Pemerintah Provinsi DKI Jakarta tengah menyiapkan Wajah Baru Pesisir Jakarta. Ini merupakan upaya memulihkan lingkungan Teluk Jakarta sekaligus meningkatkan keadilan sosial serta efisiensi ekonomi masyarakat ibukota.

Konsep penataan pesisir Jakarta dipaparkan oleh Walikota Jakarta Utara, Sigit Wijatmoko, dan Tim Gubernur Untuk Percepatan Pembangunan (TGUPP) Bidang Pengelolaan Pesisir, Marco Kusumawijaya, dalam media update di Ruang Strategic Communication, Blok F Lantai 2, Balai Kota Jakarta, Jumat (24/1).

Walikota Sigit Wijatmoko mengatakan Wajah Baru Pesisir Jakarta tidak hanya bicara masalah infrastruktur, tetapi bagaimana menetapkan sebuah pola rencana jangka pendek, menengah, dan jangka panjang.

"Jadi, unsur pembangunan, baik itu pembangunan fisik maupun pembangunan manusia sampai dengan sustainability-nya, kita berfikir secara konteks," ujarnya.

Dalam menata pesisir Jakarta, memang perlu ada kolaborasi bersama masyarakat.
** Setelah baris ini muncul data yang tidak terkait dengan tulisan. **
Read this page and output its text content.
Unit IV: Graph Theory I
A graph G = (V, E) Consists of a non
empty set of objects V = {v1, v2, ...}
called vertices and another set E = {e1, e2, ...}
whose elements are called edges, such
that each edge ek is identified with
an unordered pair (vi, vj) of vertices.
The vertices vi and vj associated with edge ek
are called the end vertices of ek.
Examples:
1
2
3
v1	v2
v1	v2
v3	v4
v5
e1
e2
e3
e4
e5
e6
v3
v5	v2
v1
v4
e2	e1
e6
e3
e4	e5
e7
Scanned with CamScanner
Pemprov DKI Jakarta menganggap pembangunan wajah baru pesisir Jakarta sebagai bagian tak terpisahkan dari memajukan keseluruhan Jakarta.

Hal ini juga ditegaskan kembali oleh TGUPP Bidang Pengelolaan Pesisir, Marco Kusumawijaya. Saat ini, katanya, adalah momen yang tepat untuk menjadikan wilayah pesisir sebagai gerbang utama Jakarta yang terintegrasi dengan kemajuan ibukota.

"Terlebih pesisir adalah kawasan yang sangat aktif dengan kepadatan penduduk tinggi, serta turut menentukan masa depan Jakarta dari segi lingkungan, sosial, dan ekonomi," jelas Marco.

Dalam kesempatan ini, Marco juga menjelaskan mengenai konsep penataan pesisir Jakarta yang terdiri dari tujuh aspek utama. Yakni interkoneksi akses, penambahan luas dan peningkatan kualitas pantai publik, pengelolaan persampahan, dan sanitasi.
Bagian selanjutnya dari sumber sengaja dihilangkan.